The move came directly after the NCAA rejected joint practices with Syracuse for the second straight year. Rather than accept the setback, Sanders turned inward, leaning on new offensive coordinator Brennan Marion and his fast-paced Go-Go offense to drive competition across a roster still finding its identity. 

After the draft wrapped, Sanders left no doubt about how he felt. “I love this. I love every last bit of it. And I can’t wait to see us compete,” Sanders said.

Spring sessions kick off March 2 and run five weeks across 15 scheduled practices.
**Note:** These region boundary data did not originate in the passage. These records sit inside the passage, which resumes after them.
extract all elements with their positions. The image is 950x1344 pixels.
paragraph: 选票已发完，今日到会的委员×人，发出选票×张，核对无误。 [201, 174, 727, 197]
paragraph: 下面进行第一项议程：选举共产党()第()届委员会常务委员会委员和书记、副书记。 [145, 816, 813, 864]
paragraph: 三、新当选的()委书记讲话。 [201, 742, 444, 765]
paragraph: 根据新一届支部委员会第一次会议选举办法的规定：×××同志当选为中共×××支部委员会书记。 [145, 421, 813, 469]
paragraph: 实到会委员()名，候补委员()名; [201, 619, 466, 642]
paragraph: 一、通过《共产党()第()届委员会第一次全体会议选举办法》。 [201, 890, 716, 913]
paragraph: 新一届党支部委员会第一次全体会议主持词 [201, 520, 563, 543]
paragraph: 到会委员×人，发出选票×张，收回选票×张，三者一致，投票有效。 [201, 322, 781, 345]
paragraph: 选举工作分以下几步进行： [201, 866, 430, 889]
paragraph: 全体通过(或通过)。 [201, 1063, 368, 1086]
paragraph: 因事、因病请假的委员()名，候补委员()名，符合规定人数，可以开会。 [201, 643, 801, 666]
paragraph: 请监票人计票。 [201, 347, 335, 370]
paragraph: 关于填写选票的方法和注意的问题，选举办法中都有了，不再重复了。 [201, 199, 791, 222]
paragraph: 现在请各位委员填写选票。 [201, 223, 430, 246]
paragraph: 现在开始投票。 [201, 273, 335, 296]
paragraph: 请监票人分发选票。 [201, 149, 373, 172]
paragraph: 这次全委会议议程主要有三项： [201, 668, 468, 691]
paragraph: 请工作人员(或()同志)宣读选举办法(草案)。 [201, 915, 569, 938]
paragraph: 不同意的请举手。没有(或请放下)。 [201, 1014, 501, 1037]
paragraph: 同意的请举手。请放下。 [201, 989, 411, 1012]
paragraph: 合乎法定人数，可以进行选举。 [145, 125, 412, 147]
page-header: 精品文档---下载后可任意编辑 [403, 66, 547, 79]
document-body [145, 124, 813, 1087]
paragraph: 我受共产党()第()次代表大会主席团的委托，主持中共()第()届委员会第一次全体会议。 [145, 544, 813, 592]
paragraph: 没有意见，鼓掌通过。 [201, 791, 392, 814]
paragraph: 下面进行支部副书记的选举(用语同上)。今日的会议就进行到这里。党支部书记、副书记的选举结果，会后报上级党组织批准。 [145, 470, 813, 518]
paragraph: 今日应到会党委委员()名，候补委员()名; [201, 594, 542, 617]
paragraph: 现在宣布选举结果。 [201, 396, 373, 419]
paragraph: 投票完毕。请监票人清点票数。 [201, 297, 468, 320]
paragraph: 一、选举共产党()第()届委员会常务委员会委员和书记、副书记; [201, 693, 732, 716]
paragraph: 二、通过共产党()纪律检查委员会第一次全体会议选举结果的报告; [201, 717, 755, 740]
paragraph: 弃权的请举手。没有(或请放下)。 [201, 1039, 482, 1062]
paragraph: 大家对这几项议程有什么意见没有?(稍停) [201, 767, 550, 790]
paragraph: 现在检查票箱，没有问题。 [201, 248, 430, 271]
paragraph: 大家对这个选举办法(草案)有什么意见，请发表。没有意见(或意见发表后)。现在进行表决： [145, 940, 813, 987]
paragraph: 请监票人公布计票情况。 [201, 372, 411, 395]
With internal competition already running hot, attention shifts to what the 2026 calendar holds and whether this early energy can carry Colorado into the regular season with genuine momentum.

Colorado currently sits in full rebuild mode. The spring calendar closes on April 11 at Folsom Field with Black and Gold Day, giving fans their first real public look at the new-look Buffaloes before the season begins.

The 2026 schedule is one of Colorado’s toughest openers in years, with three of the first four games on the road before Big 12 home matchups begin in October. It all starts September 3 at Bobby Dodd Stadium in Atlanta against Georgia Tech, a team that defeated the Buffaloes 27-20 in Boulder to open the 2025 season. Sanders will be looking for a statement win on the road to signal that the rebuild is real.

Colorado faces a defining spring. The Buffaloes close it out April 11 at Folsom Field against Syracuse before a challenging road-heavy schedule begins September 3 at Georgia Tech, where Colorado will look to avenge last season’s opening-day home loss.